Aviation pioneer Otto Lilienthal was flying gliders well before the Wright Brothers came on to the scene. Despite years of successful flights, the “Glider King” died from a broken spine after his glider lost its lift and plunged 56 feet on August 9, 1896. The Wright Brothers credit Lilienthal with inspiring them: Orville and Wilbur started with unpowered gliders before adding power to their machines later on.
Burt “Butch” Baskin, co-founder of Baskin Robbins, died of a heart attack on December 24, 1967. In the documentary Super Size Me, John Robbins, Burt’s nephew, attributes his death to the amount of ice cream he ate in his life. (He weighed 240 pounds and was only 54 years old when he died.) Irvine Robbins, Burt’s brother-in-law and fellow founder, passed away in 2008 at 90 years old.
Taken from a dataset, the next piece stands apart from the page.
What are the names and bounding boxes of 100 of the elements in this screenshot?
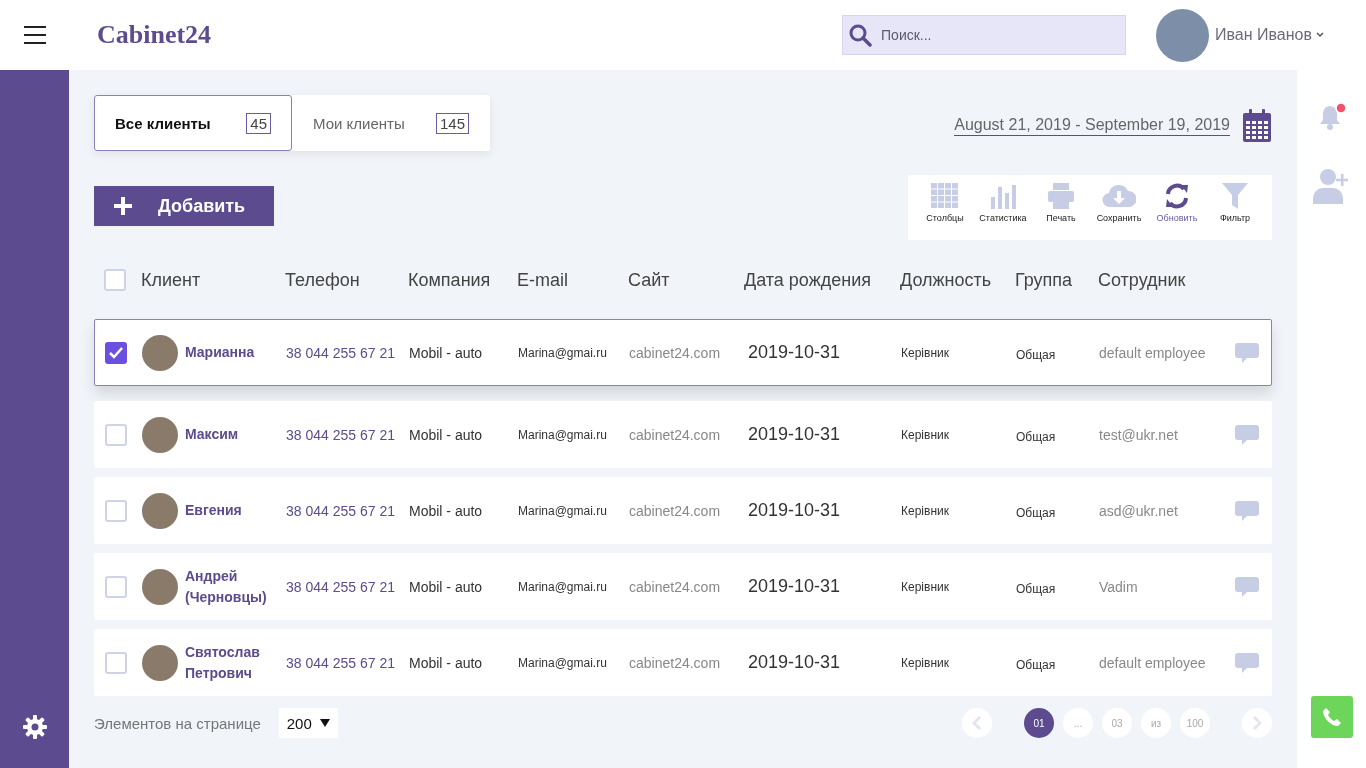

After Henry Winstanley lost two of his ships to the treacherous Eddystone Reef in the United Kingdom, the architect constructed a lighthouse in 1698. He collected one penny per ton from passing ships and proudly declared that he wished he could “be in the lighthouse during the greatest storm that ever was.” His prayers were cruelly answered. Winstanley was in the lighthouse when a tremendous hurricane hit the coast on November 26, 1703. The next morning there was little trace of the lighthouse, and no trace of Winstanley.
Italian automobile design firm Pininfarina lost its CEO in August of 2008. Andrea Pininfarina was killed in a motorcycle accident in Turin, Italy near the company’s headquarters at the age of 51. He was the grandson of the firm’s founder, Battista “Pinin” Farina.
In 1863, William Bullock invented the rotary printing press, a machine that helped revolutionize the printing industry due to its great efficiency. Four years later, Bullock suffered a horrible accident after he tried to repair one of his machines by kicking it; his leg was crushed, and days later he died during an operation to amputate his gangrene-infected foot.